Akagi’s career continued rising. He joined Moreira and Purim’s band in 1979 and stayed on until 1985, playing on four albums.
“The thing about being with Airto and Flora, even more than the Brazilian aspect of their music, was they really taught me what music is about, mainly substance as opposed to mere form and flashiness, the importance of trying to do something different and the fact that mistakes are perfectly permissible as long as you’re trying to do something.
“This is an idea I also heard from Miles. He would rather hear you make a lot of mistakes trying to do something interesting rather than just playing something you’re comfortable with.”
In 1985, Akagi joined Farrell’s band, which also included Tom Brechtlein on drums and Bob Harrison on bass. In fact, one of Akagi’s personal favorites among his many recordings is “Three Way Mirror,” an all-acoustic album he made that year with Farrell.
“The great thing about Joe was that he came from that New York jazz tradition that I never had a chance to go through, that older generation where the meat of the music was be-bop and modern jazz, way before crossover things started happening. Cats from that age, they had to know Charlie Parker, Sonny Rollins and John Coltrane.”
After Farrell died in 1986, Akagi continued to play with Brechtlein and Harrison, and they fill out his current trio.
Mid-1980s associations with eclectic rock guitarist Allan Holdsworth and fusion violinist Jean-Luc Ponty produced no recordings, but Akagi did make one album with DiMeola, the 1988 “Tirami Su.”

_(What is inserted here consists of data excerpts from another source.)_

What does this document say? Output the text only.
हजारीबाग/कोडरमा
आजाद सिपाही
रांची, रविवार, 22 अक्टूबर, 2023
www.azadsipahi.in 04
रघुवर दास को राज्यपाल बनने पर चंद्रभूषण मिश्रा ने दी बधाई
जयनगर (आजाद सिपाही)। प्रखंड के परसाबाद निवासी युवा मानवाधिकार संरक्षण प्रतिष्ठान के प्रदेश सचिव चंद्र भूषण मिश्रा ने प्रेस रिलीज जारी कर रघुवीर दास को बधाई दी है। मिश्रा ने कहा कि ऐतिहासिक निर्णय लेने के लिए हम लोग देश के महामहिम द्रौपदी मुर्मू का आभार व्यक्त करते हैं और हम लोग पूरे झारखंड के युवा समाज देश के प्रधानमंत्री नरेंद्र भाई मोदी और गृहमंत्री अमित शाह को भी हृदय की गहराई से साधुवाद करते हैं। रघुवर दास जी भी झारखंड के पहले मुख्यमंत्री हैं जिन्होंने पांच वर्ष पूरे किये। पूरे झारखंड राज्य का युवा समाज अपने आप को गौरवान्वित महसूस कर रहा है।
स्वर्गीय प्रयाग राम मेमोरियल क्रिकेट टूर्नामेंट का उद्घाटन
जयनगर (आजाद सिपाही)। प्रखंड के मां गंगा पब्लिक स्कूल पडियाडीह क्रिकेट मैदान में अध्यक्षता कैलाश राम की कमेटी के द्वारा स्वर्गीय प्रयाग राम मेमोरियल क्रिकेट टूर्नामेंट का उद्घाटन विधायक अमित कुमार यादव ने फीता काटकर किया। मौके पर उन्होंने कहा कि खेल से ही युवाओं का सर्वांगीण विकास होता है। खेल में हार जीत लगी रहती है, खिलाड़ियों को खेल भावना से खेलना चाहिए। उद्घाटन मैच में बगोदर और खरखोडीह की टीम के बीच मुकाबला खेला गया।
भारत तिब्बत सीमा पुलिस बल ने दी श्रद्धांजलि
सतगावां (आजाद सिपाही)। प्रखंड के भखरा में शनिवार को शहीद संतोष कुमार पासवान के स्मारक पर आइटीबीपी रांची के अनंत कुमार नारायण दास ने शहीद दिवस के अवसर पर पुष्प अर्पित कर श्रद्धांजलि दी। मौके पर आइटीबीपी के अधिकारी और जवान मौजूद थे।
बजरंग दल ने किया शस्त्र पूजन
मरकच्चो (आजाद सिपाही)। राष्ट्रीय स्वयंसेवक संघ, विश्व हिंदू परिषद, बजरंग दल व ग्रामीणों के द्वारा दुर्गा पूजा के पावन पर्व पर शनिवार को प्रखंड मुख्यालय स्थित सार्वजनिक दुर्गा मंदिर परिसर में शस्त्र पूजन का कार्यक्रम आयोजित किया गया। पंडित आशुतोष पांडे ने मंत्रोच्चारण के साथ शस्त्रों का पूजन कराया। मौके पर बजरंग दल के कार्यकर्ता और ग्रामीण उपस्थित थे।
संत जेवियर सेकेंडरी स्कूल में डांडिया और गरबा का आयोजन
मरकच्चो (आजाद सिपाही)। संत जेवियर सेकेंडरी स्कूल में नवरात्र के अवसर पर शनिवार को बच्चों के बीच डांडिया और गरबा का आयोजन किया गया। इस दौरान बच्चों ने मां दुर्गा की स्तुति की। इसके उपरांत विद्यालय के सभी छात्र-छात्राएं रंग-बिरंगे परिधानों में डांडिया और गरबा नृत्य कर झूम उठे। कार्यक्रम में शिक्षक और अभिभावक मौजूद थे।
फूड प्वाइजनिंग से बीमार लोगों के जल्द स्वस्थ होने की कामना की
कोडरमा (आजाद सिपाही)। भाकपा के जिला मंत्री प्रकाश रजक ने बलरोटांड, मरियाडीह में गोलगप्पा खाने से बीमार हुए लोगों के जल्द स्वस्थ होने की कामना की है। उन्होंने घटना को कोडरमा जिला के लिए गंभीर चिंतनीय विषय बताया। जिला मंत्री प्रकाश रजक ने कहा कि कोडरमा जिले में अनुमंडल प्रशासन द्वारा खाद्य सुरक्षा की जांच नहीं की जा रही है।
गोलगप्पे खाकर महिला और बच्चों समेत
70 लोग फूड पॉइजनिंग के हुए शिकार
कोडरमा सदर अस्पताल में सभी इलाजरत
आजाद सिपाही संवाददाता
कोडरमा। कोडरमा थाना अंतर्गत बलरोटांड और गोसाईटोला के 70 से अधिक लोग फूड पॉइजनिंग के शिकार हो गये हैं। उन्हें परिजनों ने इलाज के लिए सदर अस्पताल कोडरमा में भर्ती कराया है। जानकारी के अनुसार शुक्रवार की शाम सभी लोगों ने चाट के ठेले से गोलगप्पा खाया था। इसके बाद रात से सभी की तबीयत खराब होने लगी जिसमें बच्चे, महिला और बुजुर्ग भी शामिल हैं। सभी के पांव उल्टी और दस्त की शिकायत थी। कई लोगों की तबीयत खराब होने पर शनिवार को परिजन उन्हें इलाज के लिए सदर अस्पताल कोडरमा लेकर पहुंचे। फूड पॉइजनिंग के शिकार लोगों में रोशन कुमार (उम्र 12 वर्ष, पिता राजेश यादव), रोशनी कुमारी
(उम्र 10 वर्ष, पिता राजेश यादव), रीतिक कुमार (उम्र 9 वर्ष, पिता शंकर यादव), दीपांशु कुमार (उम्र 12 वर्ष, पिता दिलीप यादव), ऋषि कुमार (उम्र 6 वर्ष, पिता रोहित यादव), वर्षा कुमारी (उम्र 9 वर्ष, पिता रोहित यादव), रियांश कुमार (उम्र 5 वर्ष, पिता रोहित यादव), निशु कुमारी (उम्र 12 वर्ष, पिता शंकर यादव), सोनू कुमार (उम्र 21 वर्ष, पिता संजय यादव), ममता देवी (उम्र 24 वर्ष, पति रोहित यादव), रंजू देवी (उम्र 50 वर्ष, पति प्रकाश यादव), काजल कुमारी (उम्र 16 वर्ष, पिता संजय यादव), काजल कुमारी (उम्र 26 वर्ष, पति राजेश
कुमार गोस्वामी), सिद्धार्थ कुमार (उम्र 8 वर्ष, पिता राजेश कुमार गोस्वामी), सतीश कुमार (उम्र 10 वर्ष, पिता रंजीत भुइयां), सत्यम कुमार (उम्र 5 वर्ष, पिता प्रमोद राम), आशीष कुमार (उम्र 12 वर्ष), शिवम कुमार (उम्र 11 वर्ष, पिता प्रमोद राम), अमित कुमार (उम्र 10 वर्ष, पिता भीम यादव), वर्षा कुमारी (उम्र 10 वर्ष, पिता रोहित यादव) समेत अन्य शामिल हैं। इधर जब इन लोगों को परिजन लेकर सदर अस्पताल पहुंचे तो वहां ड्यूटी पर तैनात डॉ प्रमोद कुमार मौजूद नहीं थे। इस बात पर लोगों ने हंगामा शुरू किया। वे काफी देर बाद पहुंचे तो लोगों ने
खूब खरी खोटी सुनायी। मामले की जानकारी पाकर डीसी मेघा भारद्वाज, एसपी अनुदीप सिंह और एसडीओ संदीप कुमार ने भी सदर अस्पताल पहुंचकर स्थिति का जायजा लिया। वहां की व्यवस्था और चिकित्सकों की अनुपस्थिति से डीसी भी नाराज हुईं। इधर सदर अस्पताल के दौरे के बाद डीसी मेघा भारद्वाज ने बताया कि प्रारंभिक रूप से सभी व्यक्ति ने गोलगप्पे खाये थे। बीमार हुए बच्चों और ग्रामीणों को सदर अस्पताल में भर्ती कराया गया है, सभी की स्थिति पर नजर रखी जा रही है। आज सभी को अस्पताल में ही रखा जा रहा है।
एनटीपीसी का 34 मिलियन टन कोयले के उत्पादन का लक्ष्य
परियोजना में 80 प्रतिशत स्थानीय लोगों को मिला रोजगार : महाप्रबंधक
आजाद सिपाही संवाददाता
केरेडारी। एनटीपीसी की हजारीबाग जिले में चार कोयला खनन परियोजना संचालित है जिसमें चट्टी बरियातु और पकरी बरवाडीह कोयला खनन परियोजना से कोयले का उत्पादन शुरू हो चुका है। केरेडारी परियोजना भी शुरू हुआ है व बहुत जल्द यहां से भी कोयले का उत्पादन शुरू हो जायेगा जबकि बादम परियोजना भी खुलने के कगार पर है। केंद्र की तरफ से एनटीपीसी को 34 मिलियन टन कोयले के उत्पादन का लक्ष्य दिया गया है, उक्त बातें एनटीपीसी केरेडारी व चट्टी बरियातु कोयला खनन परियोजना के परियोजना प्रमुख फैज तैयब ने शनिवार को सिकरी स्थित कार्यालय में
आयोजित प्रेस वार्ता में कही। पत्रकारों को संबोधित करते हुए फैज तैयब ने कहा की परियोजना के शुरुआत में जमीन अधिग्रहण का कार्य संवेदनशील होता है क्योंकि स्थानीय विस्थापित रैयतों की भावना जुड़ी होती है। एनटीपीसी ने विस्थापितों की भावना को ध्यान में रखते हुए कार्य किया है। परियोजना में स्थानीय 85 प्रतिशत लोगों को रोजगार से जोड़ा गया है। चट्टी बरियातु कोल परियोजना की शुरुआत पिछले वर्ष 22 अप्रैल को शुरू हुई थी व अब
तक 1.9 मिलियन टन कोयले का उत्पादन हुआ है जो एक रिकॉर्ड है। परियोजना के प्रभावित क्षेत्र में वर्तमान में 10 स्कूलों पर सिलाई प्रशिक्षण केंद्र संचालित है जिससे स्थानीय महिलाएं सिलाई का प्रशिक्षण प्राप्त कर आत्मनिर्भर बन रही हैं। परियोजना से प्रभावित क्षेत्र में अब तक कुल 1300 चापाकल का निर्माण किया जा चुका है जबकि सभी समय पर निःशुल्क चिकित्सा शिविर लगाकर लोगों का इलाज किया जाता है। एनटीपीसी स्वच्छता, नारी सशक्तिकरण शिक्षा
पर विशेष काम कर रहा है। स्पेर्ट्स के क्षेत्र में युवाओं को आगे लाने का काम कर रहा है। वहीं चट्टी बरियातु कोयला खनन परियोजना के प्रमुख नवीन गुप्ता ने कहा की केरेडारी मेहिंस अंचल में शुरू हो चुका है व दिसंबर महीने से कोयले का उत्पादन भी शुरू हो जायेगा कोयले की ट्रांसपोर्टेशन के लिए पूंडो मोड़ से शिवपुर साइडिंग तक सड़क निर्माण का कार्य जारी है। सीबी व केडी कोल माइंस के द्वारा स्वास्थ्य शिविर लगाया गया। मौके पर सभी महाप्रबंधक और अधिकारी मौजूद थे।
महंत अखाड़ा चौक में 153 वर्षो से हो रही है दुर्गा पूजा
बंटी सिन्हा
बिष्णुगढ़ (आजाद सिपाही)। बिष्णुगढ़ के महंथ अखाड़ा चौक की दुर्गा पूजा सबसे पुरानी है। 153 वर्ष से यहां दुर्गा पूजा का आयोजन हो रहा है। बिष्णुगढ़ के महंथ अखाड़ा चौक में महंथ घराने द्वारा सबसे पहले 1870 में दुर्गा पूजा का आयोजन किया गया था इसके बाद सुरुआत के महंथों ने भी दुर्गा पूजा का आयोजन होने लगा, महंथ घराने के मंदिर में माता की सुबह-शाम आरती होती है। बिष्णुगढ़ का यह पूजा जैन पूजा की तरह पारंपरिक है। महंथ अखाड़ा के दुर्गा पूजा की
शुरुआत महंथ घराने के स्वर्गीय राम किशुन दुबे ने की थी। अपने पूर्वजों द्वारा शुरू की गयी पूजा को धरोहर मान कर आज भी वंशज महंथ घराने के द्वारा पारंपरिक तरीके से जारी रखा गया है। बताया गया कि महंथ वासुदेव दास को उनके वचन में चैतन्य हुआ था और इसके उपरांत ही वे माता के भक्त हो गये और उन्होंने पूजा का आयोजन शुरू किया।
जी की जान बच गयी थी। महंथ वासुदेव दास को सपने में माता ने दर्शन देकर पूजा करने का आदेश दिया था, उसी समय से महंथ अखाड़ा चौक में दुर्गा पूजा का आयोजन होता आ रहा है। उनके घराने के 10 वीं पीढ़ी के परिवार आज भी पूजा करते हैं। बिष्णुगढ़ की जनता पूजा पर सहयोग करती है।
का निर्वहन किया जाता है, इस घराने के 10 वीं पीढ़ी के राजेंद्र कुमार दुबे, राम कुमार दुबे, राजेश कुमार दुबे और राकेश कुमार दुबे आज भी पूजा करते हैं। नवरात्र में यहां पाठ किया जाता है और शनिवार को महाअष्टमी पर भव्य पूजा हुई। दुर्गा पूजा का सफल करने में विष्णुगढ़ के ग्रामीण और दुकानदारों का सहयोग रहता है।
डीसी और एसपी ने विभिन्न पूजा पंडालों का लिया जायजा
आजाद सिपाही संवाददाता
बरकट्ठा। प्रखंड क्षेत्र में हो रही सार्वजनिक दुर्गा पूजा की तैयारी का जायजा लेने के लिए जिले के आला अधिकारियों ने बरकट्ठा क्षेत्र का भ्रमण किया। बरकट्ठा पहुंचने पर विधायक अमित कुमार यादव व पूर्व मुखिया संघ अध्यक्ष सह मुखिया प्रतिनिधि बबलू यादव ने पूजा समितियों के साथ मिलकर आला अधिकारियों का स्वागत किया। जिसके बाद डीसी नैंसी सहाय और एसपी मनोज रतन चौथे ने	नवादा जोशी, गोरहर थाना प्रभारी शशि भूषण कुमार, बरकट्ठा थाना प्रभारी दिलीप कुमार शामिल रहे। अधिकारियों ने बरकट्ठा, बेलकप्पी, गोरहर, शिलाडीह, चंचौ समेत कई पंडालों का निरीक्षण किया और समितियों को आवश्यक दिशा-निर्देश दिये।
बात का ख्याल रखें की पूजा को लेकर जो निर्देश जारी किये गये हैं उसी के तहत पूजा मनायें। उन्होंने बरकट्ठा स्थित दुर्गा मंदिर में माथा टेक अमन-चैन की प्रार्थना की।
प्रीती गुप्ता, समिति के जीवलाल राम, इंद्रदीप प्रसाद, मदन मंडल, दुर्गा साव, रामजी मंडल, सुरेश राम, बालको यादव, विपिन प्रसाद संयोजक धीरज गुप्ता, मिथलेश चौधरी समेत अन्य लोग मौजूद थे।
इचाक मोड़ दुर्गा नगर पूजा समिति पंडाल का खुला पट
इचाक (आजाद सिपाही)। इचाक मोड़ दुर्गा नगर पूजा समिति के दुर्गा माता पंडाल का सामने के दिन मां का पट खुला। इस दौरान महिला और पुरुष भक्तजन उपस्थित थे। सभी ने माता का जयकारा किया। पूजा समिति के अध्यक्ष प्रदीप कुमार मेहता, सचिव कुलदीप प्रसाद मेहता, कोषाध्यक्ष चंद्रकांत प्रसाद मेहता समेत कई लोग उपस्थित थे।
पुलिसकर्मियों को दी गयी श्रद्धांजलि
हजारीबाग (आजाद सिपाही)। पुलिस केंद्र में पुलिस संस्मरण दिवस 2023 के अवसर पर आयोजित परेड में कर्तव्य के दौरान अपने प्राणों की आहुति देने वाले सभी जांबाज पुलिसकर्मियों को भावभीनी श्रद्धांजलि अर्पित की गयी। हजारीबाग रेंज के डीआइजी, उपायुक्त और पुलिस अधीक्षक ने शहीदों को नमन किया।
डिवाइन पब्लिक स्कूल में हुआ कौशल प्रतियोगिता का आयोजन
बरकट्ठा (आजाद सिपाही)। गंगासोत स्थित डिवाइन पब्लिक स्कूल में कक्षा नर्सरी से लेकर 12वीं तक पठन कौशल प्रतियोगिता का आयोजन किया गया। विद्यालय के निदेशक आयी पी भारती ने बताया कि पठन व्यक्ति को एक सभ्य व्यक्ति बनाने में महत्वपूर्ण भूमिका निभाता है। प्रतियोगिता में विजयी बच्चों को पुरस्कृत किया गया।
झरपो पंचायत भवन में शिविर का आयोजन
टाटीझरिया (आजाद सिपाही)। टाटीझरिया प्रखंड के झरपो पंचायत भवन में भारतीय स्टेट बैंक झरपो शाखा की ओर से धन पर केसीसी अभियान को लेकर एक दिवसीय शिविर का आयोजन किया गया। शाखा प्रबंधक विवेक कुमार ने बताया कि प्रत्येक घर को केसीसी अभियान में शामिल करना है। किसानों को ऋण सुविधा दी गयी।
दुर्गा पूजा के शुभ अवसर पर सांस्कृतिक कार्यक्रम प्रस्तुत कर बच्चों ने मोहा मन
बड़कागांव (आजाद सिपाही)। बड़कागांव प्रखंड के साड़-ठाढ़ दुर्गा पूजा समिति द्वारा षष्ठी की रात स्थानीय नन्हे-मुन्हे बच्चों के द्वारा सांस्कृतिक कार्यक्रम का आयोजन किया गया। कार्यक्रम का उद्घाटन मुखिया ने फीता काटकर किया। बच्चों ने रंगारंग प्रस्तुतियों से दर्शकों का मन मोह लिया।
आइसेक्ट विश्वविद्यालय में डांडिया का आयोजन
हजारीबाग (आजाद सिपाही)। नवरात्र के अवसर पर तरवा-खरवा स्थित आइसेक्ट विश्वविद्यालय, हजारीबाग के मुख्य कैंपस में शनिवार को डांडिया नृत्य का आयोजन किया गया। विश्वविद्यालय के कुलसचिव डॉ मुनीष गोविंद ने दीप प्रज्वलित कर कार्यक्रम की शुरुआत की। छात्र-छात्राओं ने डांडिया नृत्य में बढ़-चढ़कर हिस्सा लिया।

More recently, he backed his wife, singer-songwriter-guitarist Jennifer Robin, on her recording “Fish Up a Tree,” released in February.
Akagi was born in Japan, lived in Cleveland from 1957 to 1965 while his father attended graduate school, and returned to Japan for 10 more years before he moved to the United States for good.
His parents were teachers by vocation, music lovers by avocation. They both sang and played piano, and had their son taking classical piano lessons by the time he was 5.
In Cleveland, Akagi was exposed to other music as well.
“That was during the British invasion, the Beatles, and I also heard a lot of rhythm and blues. I grew up in a ghetto in Cleveland, and we were the only non-black family for miles.”
By high school, Akagi was also fooling around with a guitar, playing casually in rock bands, while he kept the classical side going in high school and college ensembles.
Akagi gave up the guitar and began leaning toward jazz at 15, after he bought his first jazz album, by legendary be-bop pianist Bud Powell.
“In the mid-1960s, Japan was going through what you’d call the second jazz boom,” he said. “ A lot of very interesting Japanese jazz musicians were emerging. The ‘60s was a time of political turmoil in Japan, and jazz was considered the music of the politically minded intelligentsia.”
After earning an undergraduate degree in philosophy in Tokyo, Akagi tried grad school at UC Santa Barbara, but dropped out after two years to pursue jazz full time.
And now, with the new record contract, his journeyman years are paying off and he will have a chance to put down some of his newest music. Fans will have to wait for the new album to hear the new material, though. For this weekend’s impromptu sets, Akagi will lean heavily toward familiar jazz standards. The music starts at 8:30 both nights.